THE FULMO has two standard 3.5-inch hard drive mounts and several odd ones. I mounted the VelociRaptor into one of the standards using the screws provided for that purpose, but if you have more than two drives (or you want to use a 2.5-inch drive), you get to mount them vertically on flip-down mounting panels. You can see one flipped down in the foreground, and one in the upright position in the background. Connect SATA power and data to the drive, then install the optical drive in the topmost 5.25-inch slot and connect power and data to that drive, as well (not pictured).


BEFORE YOU TURN on the machine, don’t forget to connect a 4-pin Molex power connector to the fan‑speed controller and to the 4-pin connector coming from the case’s front panel. If you’ve been careful, you’ll now have a fine, somewhat cleanly wired gaming machine, but don’t be surprised if the area behind the motherboard tray looks a little chaotic. The Fulmo isn’t the best case for cable management, but it’s workable. Now replace the left side panel.

Plug the right-side panel fan into the LED and fan‑speed control panels, then put the right-side panel on, connect the PSU’s power cable, and turn on your new Ivy Bridge machine!

1. These fold-down panels can accommodate several 3.5-inch and 2.5-inch hard drives mounted vertically.

2. Both 12cm front intake fans and the 18cm side-panel fan (not shown) have speed and light controls in the case’s top panel.

3. This PSU-securing strap seems more decorative than functional, but why take chances?


IVY BRIDGE dOESN’T overclock as easily as Sandy Bridge or Sandy Bridge-E, but I was still able to get to an easy 4.2GHz by boosting the CPU’s Turbo ratio in the BIOS, and I could have pushed it further if I had more time.

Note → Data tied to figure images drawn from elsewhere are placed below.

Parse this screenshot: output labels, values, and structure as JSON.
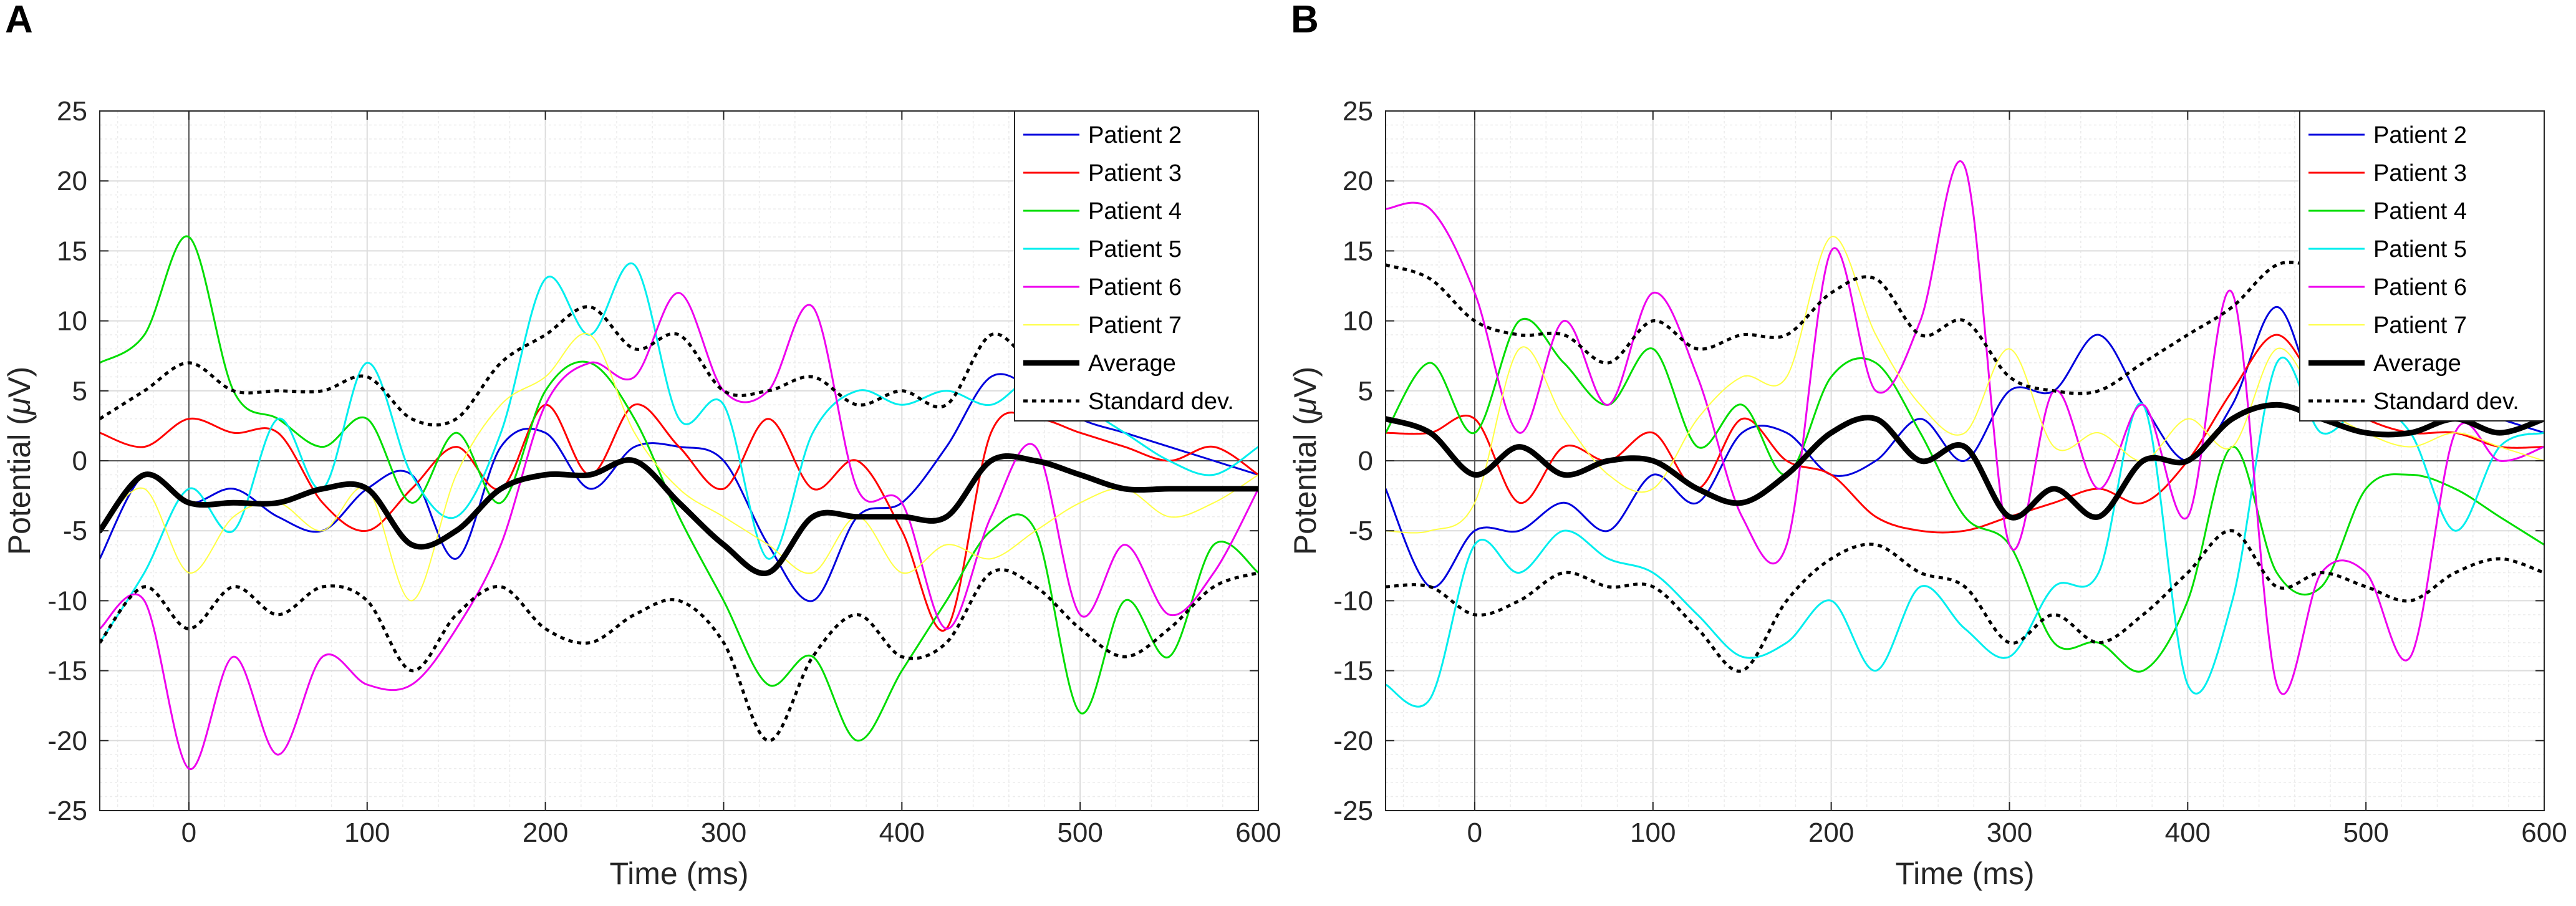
{
  "figure": {
    "panels": [
      {
        "label": "A",
        "chart_data": {
          "type": "line",
          "xlabel": "Time (ms)",
          "ylabel_prefix": "Potential (",
          "ylabel_mu": "μ",
          "ylabel_suffix": "V)",
          "xlim": [
            -50,
            600
          ],
          "ylim": [
            -25,
            25
          ],
          "xticks": [
            0,
            100,
            200,
            300,
            400,
            500,
            600
          ],
          "yticks": [
            -25,
            -20,
            -15,
            -10,
            -5,
            0,
            5,
            10,
            15,
            20,
            25
          ],
          "xticks_labels": [
            "0",
            "100",
            "200",
            "300",
            "400",
            "500",
            "600"
          ],
          "yticks_labels": [
            "-25",
            "-20",
            "-15",
            "-10",
            "-5",
            "0",
            "5",
            "10",
            "15",
            "20",
            "25"
          ],
          "grid": true,
          "legend_position": "top-right",
          "x": [
            -50,
            -25,
            0,
            25,
            50,
            75,
            100,
            125,
            150,
            175,
            200,
            225,
            250,
            275,
            300,
            325,
            350,
            375,
            400,
            425,
            450,
            475,
            500,
            525,
            550,
            575,
            600
          ],
          "series": [
            {
              "name": "Patient 2",
              "color": "#0000dd",
              "width": 3,
              "dash": "",
              "values": [
                -7,
                -1,
                -3,
                -2,
                -4,
                -5,
                -2,
                -1,
                -7,
                1,
                2,
                -2,
                1,
                1,
                0,
                -6,
                -10,
                -4,
                -3,
                1,
                6,
                5,
                3,
                2,
                1,
                0,
                -1
              ]
            },
            {
              "name": "Patient 3",
              "color": "#ff0000",
              "width": 3,
              "dash": "",
              "values": [
                2,
                1,
                3,
                2,
                2,
                -3,
                -5,
                -2,
                1,
                -2,
                4,
                -1,
                4,
                1,
                -2,
                3,
                -2,
                0,
                -5,
                -12,
                2,
                3,
                2,
                1,
                0,
                1,
                -1
              ]
            },
            {
              "name": "Patient 4",
              "color": "#00dd00",
              "width": 3,
              "dash": "",
              "values": [
                7,
                9,
                16,
                5,
                3,
                1,
                3,
                -3,
                2,
                -3,
                5,
                7,
                3,
                -4,
                -10,
                -16,
                -14,
                -20,
                -15,
                -10,
                -5,
                -5,
                -18,
                -10,
                -14,
                -6,
                -8
              ]
            },
            {
              "name": "Patient 5",
              "color": "#00eeee",
              "width": 3,
              "dash": "",
              "values": [
                -13,
                -8,
                -2,
                -5,
                3,
                -2,
                7,
                -1,
                -4,
                2,
                13,
                9,
                14,
                3,
                4,
                -7,
                2,
                5,
                4,
                5,
                4,
                6,
                4,
                2,
                0,
                -1,
                1
              ]
            },
            {
              "name": "Patient 6",
              "color": "#ee00ee",
              "width": 3,
              "dash": "",
              "values": [
                -12,
                -10,
                -22,
                -14,
                -21,
                -14,
                -16,
                -16,
                -12,
                -6,
                4,
                7,
                6,
                12,
                5,
                5,
                11,
                -2,
                -3,
                -12,
                -4,
                1,
                -11,
                -6,
                -11,
                -8,
                -2
              ]
            },
            {
              "name": "Patient 7",
              "color": "#ffff44",
              "width": 2,
              "dash": "",
              "values": [
                -5,
                -2,
                -8,
                -4,
                -3,
                -5,
                -2,
                -10,
                -1,
                4,
                6,
                9,
                2,
                -2,
                -4,
                -6,
                -8,
                -4,
                -8,
                -6,
                -7,
                -5,
                -3,
                -2,
                -4,
                -3,
                -1
              ]
            },
            {
              "name": "Average",
              "color": "#000000",
              "width": 9,
              "dash": "",
              "values": [
                -5,
                -1,
                -3,
                -3,
                -3,
                -2,
                -2,
                -6,
                -5,
                -2,
                -1,
                -1,
                0,
                -3,
                -6,
                -8,
                -4,
                -4,
                -4,
                -4,
                0,
                0,
                -1,
                -2,
                -2,
                -2,
                -2
              ]
            },
            {
              "name": "Standard dev.",
              "color": "#000000",
              "width": 5,
              "dash": "7,7",
              "values": [
                3,
                5,
                7,
                5,
                5,
                5,
                6,
                3,
                3,
                7,
                9,
                11,
                8,
                9,
                5,
                5,
                6,
                4,
                5,
                4,
                9,
                7,
                8,
                6,
                4,
                7,
                9
              ]
            },
            {
              "name": "",
              "color": "#000000",
              "width": 5,
              "dash": "7,7",
              "values": [
                -13,
                -9,
                -12,
                -9,
                -11,
                -9,
                -10,
                -15,
                -11,
                -9,
                -12,
                -13,
                -11,
                -10,
                -13,
                -20,
                -14,
                -11,
                -14,
                -13,
                -8,
                -9,
                -12,
                -14,
                -12,
                -9,
                -8
              ]
            }
          ]
        }
      },
      {
        "label": "B",
        "chart_data": {
          "type": "line",
          "xlabel": "Time (ms)",
          "ylabel_prefix": "Potential (",
          "ylabel_mu": "μ",
          "ylabel_suffix": "V)",
          "xlim": [
            -50,
            600
          ],
          "ylim": [
            -25,
            25
          ],
          "xticks": [
            0,
            100,
            200,
            300,
            400,
            500,
            600
          ],
          "yticks": [
            -25,
            -20,
            -15,
            -10,
            -5,
            0,
            5,
            10,
            15,
            20,
            25
          ],
          "xticks_labels": [
            "0",
            "100",
            "200",
            "300",
            "400",
            "500",
            "600"
          ],
          "yticks_labels": [
            "-25",
            "-20",
            "-15",
            "-10",
            "-5",
            "0",
            "5",
            "10",
            "15",
            "20",
            "25"
          ],
          "grid": true,
          "legend_position": "top-right",
          "x": [
            -50,
            -25,
            0,
            25,
            50,
            75,
            100,
            125,
            150,
            175,
            200,
            225,
            250,
            275,
            300,
            325,
            350,
            375,
            400,
            425,
            450,
            475,
            500,
            525,
            550,
            575,
            600
          ],
          "series": [
            {
              "name": "Patient 2",
              "color": "#0000dd",
              "width": 3,
              "dash": "",
              "values": [
                -2,
                -9,
                -5,
                -5,
                -3,
                -5,
                -1,
                -3,
                2,
                2,
                -1,
                0,
                3,
                0,
                5,
                5,
                9,
                4,
                0,
                4,
                11,
                4,
                6,
                5,
                4,
                3,
                2
              ]
            },
            {
              "name": "Patient 3",
              "color": "#ff0000",
              "width": 3,
              "dash": "",
              "values": [
                2,
                2,
                3,
                -3,
                1,
                0,
                2,
                -2,
                3,
                0,
                -1,
                -4,
                -5,
                -5,
                -4,
                -3,
                -2,
                -3,
                0,
                5,
                9,
                5,
                3,
                2,
                2,
                1,
                1
              ]
            },
            {
              "name": "Patient 4",
              "color": "#00dd00",
              "width": 3,
              "dash": "",
              "values": [
                2,
                7,
                2,
                10,
                7,
                4,
                8,
                1,
                4,
                -1,
                6,
                7,
                2,
                -4,
                -6,
                -13,
                -13,
                -15,
                -10,
                1,
                -8,
                -9,
                -2,
                -1,
                -2,
                -4,
                -6
              ]
            },
            {
              "name": "Patient 5",
              "color": "#00eeee",
              "width": 3,
              "dash": "",
              "values": [
                -16,
                -17,
                -6,
                -8,
                -5,
                -7,
                -8,
                -11,
                -14,
                -13,
                -10,
                -15,
                -9,
                -12,
                -14,
                -9,
                -8,
                4,
                -16,
                -10,
                7,
                2,
                4,
                2,
                -5,
                1,
                2
              ]
            },
            {
              "name": "Patient 6",
              "color": "#ee00ee",
              "width": 3,
              "dash": "",
              "values": [
                18,
                18,
                12,
                2,
                10,
                4,
                12,
                6,
                -4,
                -6,
                15,
                5,
                10,
                21,
                -6,
                5,
                -2,
                4,
                -4,
                12,
                -16,
                -8,
                -8,
                -14,
                2,
                0,
                1
              ]
            },
            {
              "name": "Patient 7",
              "color": "#ffff44",
              "width": 2,
              "dash": "",
              "values": [
                -5,
                -5,
                -3,
                8,
                3,
                -1,
                -2,
                3,
                6,
                6,
                16,
                9,
                4,
                2,
                8,
                1,
                2,
                0,
                3,
                1,
                8,
                4,
                2,
                1,
                2,
                1,
                0
              ]
            },
            {
              "name": "Average",
              "color": "#000000",
              "width": 9,
              "dash": "",
              "values": [
                3,
                2,
                -1,
                1,
                -1,
                0,
                0,
                -2,
                -3,
                -1,
                2,
                3,
                0,
                1,
                -4,
                -2,
                -4,
                0,
                0,
                3,
                4,
                3,
                2,
                2,
                3,
                2,
                3
              ]
            },
            {
              "name": "Standard dev.",
              "color": "#000000",
              "width": 5,
              "dash": "7,7",
              "values": [
                14,
                13,
                10,
                9,
                9,
                7,
                10,
                8,
                9,
                9,
                12,
                13,
                9,
                10,
                6,
                5,
                5,
                7,
                9,
                11,
                14,
                14,
                15,
                14,
                13,
                14,
                15
              ]
            },
            {
              "name": "",
              "color": "#000000",
              "width": 5,
              "dash": "7,7",
              "values": [
                -9,
                -9,
                -11,
                -10,
                -8,
                -9,
                -9,
                -12,
                -15,
                -10,
                -7,
                -6,
                -8,
                -9,
                -13,
                -11,
                -13,
                -11,
                -8,
                -5,
                -9,
                -8,
                -9,
                -10,
                -8,
                -7,
                -8
              ]
            }
          ]
        }
      }
    ]
  }
}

Regardless, Intel’s not joking about Ivy Bridge’s prowess: This machine, with an Ivy Bridge i7-3770K at 4.2GHz, performed slightly better than our June 2012 Build It, which featured a Sandy Bridge-E i7-3820 at 4.4GHz. Clock for clock, Ivy Bridge wins.
We used the exact same GPU in both the Ivy Bridge box and the Sandy Bridge-E machine, and they performed the same in gaming benchmarks. No shock there.

Ivy Bridge
Vegas Pro (sec)
3049 2,418
Lightroom 2.6 (sec)
356 258
ProShow 4 (sec)
1,112 887
MainConcept 1.6 (sec)
2,113 1,698
stalker: CoP (fps) 42.0 62.6
Far Cry 2 (fps) 114.4 151.3

Our current desktop test bed consists of a quad-core 2.66GHz Core i7-920 overclocked to 3.5GHz, 6GB of Corsair DDR3/1333 overclocked to 1,750MHz, on a Gigabyte X58 motherboard. We are running an ATI Radeon HD 5970 graphics card, a 160GB Intel X25-M SSD, and 64-bit Windows 7 Ultimate.

To my surprise, the lack of an SSD didn’t hurt me in the benchmarks, except perhaps in Sony Vegas Pro 9, where my machine lagged slightly behind last month’s build. Windows doesn’t load quite as fast, nor do game levels, but despite its lack of an SSD, this month’s rig feels very fast. Granted, the VelociRaptor is a $300 mechanical 1TB drive, and the fastest we’ve ever experienced.

If you’re building a gaming PC from scratch today, Ivy Bridge—specifically the Core i7-3770K—is the way to go, unless you think you’ll want to upgrade to a six-core CPU down the line. But for $1,888 with a top-of-the-line graphics card, this Ivy Bridge machine is tough to beat on either price or performance.